Abstract

Concentrating photovoltaic power generation technology is a highly efficient way of utilizing solar energy resources with the efficiency limited by cell cooling conditions. For the heat dissipation problem from multi-point solar cell cooling, a microchannel heat sink is used to resolve the issue. Ammonia is chosen as the working fluid and two diamond microchannel heat sinks in series for the 16 simulated solar cells cooling with typical size. The heat sink consists of 31 triangular microchannels, each with a hydraulic diameter of 237 μm and a flow path length of 40 mm. It is experimentally verified that the diamond microchannel heat sink has excellent multi-point heat source heat dissipation capability.
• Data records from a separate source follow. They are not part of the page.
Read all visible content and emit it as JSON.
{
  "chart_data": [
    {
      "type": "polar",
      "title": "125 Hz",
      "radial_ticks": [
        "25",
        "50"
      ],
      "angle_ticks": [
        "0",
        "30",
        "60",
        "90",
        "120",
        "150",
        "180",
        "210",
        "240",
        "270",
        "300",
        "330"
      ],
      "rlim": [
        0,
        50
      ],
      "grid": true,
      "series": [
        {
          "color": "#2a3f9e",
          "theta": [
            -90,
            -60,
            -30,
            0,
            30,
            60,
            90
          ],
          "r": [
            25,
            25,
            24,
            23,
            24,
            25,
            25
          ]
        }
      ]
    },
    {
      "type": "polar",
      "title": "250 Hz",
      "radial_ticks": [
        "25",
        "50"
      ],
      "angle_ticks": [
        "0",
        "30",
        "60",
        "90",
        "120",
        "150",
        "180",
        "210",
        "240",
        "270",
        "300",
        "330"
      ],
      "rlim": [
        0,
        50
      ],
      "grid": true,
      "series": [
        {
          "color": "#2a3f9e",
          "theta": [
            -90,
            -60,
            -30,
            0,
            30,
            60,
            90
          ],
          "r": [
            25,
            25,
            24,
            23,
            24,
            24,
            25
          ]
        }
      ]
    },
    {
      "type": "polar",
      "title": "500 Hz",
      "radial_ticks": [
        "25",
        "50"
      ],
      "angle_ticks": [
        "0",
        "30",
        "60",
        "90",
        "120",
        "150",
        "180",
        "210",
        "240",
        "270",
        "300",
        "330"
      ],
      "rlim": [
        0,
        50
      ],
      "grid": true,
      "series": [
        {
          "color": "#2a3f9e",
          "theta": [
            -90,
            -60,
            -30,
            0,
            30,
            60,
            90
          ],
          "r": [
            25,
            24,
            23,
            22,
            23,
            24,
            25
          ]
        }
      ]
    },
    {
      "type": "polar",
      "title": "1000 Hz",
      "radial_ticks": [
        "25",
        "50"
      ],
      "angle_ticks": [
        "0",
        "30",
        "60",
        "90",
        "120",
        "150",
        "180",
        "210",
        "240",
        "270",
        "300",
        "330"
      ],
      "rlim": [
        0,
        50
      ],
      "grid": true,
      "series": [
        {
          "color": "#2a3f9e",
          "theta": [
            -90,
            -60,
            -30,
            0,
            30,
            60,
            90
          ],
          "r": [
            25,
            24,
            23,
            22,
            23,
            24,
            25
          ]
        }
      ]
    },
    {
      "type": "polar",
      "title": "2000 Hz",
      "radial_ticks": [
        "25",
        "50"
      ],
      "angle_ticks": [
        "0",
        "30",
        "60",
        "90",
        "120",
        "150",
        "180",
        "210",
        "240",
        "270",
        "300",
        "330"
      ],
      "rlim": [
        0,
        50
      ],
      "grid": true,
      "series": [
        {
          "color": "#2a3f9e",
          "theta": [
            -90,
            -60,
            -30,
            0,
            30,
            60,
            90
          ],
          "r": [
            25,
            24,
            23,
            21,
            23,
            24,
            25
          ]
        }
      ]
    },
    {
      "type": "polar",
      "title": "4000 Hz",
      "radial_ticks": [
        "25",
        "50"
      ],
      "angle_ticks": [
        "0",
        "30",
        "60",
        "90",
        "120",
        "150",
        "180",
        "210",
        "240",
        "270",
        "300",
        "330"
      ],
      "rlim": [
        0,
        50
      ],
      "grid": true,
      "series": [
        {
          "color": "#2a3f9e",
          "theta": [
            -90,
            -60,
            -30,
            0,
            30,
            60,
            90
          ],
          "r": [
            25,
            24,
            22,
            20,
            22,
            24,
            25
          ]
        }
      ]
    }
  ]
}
The surface temperature of the heat source can be controlled below 65.9 °C under the heat flux of 351.5 W/cm2, and the maximum temperature difference between the multi-point heat sources is only 1.4 °C. The effects of heat flux, mass flux and inlet state on the flow boiling heat transfer capacity within the series heat sinks were investigated and the ranges of the operating conditions are as follows: heat flux 90.8–351.5 W/cm2, mass flux 108–611 kg/(m2s), saturation temperature 15–23 °C and inlet temperature 15–21 °C. The results show that within the range of experimental conditions, the flow boiling heat transfer capacity of the series heat sink increases with the increase of heat flux and is less influenced by the mass flux, showing the typical two-phase heat transfer characteristics dominated by the nucleation boiling mechanism. Between the upstream and downstream heat sinks, the thermal resistance of the upstream heat sink is larger and the temperature uniformity of the downstream heat sink is poor because of the difference of the inlet state.